Newly published comments made by Vice Premier Li Keqiang last December outline China’s energy policy priorities, and appear to confirm the introduction of new pollution taxes as part of the country’s 12th Five Year Plan. From AlertNet:
“It will be very difficult to fundamentally alter our country’s energy supply structure which is based on coal consumption,” Li said, noting that coal provided about 70 percent of China’s energy needs.
“If we rely on the international market to satisfy our energy supplies, there are big risks and also big costs,” said Li.
“To ensure such large energy needs, we must both increase investment in energy development and also ensure the security of international and domestic energy supply routes, and that requires a major foreign policy effort. Therefore, energy-saving must always be a priority.”
Li, who has an economics degree, did not give specifics about policies Beijing may take up to meet its energy conservation and pollution-cutting goals. But he said the government should focus on developing policies to ensure that “polluters pay”.
“Establish an effective system of incentives and constraints so that law-abiding businesses gain economically and law-breaking businesses pay a heavy price,” he said.
China would “accelerate resource fee and taxation reforms”, he added.
Recent coverage in The Guardian of the forthcoming Five Year Plan’s environmental components included details of a proposed pollution tax scheme.
The environmental tax – which will levy fees according to discharges of sulphur dioxide, sewage and other contaminants – is intended as a disincentive for polluting industries, many of which have flocked to China to take advantage of low costs and weak regulations. Officials and academics have been studying the options for several years, but government advisers have told the Guardian the policy is certain to be adopted.
“The environment tax is going to happen. This is evident in the proposals for the next five year plan,” said Ma Zhong, director of the School of Environment and National Resources at Renmin University in Beijing. “It is likely to be levied nationwide, but there is also a possibility that it will initially be introduced in selected regions.” …
Carbon dioxide, a key concern given China’s status as the world’s biggest greenhouse gas emitter, may be included in the system at a later stage, though the issue is being debated. “Some want to put them together, but I think a carbon tax should be different and at a higher level and from the environmental tax,” said Zhang.
The coverage also included reactions to the proposals from several prominent environmental organisations:
“We are expecting to see a truly green five-year plan, which for the first time will contain really detailed measures and teeth in it,” said Yang Ailun of Greenpeace. “The next five years will be the defining moment for China’s environmental movement. There will be more disasters and more of a struggle to impose tougher regulations. Local interests groups have grown quite strong. They won’t accept change quietly.” …
Ma Jun, of the Institute for Public and Environmental Affairs, said the government would take a big step forward if it set absolute limits on pollutants and resource consumption, rather than the incremental, economy-linked targets seen until now.

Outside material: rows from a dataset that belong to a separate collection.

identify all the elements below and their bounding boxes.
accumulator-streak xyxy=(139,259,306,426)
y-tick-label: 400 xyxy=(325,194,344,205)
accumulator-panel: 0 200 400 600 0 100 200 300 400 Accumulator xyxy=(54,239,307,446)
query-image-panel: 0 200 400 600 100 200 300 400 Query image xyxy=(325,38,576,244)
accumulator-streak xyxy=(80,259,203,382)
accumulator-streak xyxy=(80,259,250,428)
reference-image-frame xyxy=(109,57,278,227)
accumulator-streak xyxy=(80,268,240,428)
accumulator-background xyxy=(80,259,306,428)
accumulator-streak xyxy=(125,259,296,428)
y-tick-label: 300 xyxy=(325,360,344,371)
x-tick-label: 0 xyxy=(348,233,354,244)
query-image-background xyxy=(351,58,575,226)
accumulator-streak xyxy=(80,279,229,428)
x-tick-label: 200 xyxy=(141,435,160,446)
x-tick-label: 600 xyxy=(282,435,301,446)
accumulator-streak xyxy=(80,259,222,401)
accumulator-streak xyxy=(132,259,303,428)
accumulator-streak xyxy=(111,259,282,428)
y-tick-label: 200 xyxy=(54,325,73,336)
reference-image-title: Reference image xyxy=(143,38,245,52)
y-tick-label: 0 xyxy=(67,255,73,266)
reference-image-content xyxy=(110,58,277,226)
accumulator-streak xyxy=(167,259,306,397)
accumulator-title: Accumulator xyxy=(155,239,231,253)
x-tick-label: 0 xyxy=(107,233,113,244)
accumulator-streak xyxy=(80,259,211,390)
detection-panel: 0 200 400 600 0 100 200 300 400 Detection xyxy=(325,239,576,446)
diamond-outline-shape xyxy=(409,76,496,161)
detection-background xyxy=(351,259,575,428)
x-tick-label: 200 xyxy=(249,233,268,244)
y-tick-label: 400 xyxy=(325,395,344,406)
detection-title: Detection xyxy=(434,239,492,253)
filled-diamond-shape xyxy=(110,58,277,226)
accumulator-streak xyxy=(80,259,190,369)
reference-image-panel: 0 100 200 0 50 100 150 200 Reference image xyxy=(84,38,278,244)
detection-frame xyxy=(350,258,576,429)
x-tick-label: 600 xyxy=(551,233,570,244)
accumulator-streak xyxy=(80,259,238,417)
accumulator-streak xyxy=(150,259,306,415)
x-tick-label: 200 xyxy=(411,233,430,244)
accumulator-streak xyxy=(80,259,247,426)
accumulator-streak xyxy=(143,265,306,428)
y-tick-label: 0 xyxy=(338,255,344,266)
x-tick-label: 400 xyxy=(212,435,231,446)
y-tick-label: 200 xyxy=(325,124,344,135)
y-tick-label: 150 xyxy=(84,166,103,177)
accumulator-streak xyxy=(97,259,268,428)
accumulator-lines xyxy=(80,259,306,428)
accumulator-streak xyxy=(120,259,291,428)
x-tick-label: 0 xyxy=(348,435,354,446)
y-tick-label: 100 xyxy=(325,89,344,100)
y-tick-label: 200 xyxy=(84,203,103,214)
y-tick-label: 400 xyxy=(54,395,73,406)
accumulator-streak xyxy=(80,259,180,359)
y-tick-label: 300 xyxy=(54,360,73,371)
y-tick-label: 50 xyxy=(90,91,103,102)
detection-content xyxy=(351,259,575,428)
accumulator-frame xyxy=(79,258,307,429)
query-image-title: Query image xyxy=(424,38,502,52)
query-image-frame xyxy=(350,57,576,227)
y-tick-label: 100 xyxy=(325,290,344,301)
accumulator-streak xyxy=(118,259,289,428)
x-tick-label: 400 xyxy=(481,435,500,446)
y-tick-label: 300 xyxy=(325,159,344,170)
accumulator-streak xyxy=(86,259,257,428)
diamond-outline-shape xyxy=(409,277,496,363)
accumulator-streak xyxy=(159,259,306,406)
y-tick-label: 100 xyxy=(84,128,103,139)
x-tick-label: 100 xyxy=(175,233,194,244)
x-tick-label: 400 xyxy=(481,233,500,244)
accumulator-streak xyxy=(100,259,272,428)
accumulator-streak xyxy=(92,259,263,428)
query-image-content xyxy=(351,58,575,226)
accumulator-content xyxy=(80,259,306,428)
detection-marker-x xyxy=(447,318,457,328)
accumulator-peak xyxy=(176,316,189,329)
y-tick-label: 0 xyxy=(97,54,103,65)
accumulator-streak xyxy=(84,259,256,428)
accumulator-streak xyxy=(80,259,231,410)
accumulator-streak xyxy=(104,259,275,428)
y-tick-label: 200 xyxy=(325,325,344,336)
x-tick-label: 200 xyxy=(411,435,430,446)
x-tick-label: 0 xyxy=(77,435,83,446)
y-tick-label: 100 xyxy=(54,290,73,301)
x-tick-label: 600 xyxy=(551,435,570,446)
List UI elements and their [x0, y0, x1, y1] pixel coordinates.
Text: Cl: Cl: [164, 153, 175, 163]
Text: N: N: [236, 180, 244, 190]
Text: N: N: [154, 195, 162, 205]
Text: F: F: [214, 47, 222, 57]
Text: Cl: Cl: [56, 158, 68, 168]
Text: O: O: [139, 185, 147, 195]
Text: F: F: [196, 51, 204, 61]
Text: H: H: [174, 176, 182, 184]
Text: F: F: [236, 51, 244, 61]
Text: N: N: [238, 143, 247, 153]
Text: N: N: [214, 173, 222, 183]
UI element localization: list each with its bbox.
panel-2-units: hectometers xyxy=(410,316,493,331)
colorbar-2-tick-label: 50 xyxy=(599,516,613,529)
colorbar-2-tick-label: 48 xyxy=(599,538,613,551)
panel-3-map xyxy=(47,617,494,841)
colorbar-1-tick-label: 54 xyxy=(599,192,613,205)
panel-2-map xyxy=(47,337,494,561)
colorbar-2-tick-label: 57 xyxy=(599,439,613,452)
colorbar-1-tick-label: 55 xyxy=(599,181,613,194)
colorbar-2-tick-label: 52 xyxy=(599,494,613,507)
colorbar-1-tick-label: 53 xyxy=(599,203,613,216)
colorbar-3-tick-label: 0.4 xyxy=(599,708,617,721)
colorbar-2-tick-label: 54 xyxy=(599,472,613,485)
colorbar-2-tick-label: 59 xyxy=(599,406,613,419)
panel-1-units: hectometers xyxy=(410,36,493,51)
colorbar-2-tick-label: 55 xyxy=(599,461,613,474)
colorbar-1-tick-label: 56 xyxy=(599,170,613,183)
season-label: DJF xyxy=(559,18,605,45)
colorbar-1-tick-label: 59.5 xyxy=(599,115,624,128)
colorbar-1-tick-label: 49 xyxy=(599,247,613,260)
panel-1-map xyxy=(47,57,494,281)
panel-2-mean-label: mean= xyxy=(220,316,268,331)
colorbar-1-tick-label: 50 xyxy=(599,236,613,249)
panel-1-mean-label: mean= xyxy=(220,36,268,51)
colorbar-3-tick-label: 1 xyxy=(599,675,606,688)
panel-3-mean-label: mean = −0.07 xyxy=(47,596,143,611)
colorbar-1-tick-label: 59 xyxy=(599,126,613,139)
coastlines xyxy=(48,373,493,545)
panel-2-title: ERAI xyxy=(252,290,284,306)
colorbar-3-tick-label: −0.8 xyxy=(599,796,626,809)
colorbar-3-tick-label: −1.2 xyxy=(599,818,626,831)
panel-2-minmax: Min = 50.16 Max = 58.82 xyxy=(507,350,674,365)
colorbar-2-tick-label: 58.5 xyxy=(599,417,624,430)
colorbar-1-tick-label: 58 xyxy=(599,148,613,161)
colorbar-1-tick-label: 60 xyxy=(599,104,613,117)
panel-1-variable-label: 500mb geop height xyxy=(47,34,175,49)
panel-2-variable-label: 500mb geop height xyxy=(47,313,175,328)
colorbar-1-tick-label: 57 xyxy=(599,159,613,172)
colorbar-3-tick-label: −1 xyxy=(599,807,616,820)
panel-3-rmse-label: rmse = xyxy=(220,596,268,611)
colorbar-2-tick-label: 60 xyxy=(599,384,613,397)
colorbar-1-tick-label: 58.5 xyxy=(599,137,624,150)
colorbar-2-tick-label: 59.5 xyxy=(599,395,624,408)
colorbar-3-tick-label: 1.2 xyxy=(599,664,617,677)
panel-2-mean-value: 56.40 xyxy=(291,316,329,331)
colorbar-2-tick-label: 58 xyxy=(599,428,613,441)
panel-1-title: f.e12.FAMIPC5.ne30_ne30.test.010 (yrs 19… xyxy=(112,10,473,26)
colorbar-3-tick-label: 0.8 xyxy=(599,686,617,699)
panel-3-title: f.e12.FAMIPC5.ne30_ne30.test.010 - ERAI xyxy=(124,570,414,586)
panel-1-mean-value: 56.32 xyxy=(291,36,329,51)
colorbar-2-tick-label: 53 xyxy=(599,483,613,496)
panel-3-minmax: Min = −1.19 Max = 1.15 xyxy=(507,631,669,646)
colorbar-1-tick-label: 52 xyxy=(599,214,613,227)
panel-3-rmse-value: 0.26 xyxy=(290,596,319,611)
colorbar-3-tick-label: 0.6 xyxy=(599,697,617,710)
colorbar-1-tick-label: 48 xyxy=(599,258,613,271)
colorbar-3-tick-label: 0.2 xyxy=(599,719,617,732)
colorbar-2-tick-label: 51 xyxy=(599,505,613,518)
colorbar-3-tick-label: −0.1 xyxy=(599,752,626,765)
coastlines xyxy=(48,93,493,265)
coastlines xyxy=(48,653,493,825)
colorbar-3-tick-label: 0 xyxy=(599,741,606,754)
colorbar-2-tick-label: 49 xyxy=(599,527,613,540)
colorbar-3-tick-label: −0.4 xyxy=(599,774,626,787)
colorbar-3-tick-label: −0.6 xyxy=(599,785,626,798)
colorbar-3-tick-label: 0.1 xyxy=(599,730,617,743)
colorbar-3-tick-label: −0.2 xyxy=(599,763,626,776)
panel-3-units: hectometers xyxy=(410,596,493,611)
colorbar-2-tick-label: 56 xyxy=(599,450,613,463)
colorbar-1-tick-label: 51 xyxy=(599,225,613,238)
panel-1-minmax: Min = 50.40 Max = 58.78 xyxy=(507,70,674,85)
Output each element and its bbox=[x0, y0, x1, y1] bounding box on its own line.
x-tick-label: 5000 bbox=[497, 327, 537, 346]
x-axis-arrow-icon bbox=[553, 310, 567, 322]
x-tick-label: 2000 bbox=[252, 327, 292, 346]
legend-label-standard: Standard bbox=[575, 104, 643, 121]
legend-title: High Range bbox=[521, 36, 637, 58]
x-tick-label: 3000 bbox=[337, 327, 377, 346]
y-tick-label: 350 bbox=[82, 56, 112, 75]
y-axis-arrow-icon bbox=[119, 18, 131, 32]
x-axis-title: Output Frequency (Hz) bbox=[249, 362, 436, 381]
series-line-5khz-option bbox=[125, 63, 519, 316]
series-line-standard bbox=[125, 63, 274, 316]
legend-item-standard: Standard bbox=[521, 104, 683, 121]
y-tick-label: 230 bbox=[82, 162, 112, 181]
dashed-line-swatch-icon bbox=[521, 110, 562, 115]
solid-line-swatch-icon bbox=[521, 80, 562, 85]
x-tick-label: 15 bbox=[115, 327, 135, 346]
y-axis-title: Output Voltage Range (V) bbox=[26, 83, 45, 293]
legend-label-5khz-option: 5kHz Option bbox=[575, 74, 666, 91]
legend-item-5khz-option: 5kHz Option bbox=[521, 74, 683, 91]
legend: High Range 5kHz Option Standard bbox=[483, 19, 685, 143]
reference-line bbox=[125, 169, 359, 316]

“This is the first major effort to translate words into actions. Before the government set targets and talked of improvement, but this is the first really major effort to integrate that into an economic plan. They should get credit for that,” said Ma … “[But] I don’t consider this a turning point … We haven’t seen air and water really get clean yet. The measures under discussion are not sufficient at all. ” …
“I’m hopeful about the next five-year plan,” said Li Bo of Friends of Nature. “The government is prepared to go further than before. But we should do more. Until now, low carbon concepts have been introduced only for industry. In the future, I hope those ideas can be adopted in the community so we see a change in lifestyles.”
Institutional obstacles to the plan’s successful implementation remain, with loopholes and lax supervision threatening to undermine enforcement of new policies. Some of these problems were discussed in a recent China Dialogue post by Tang Hao.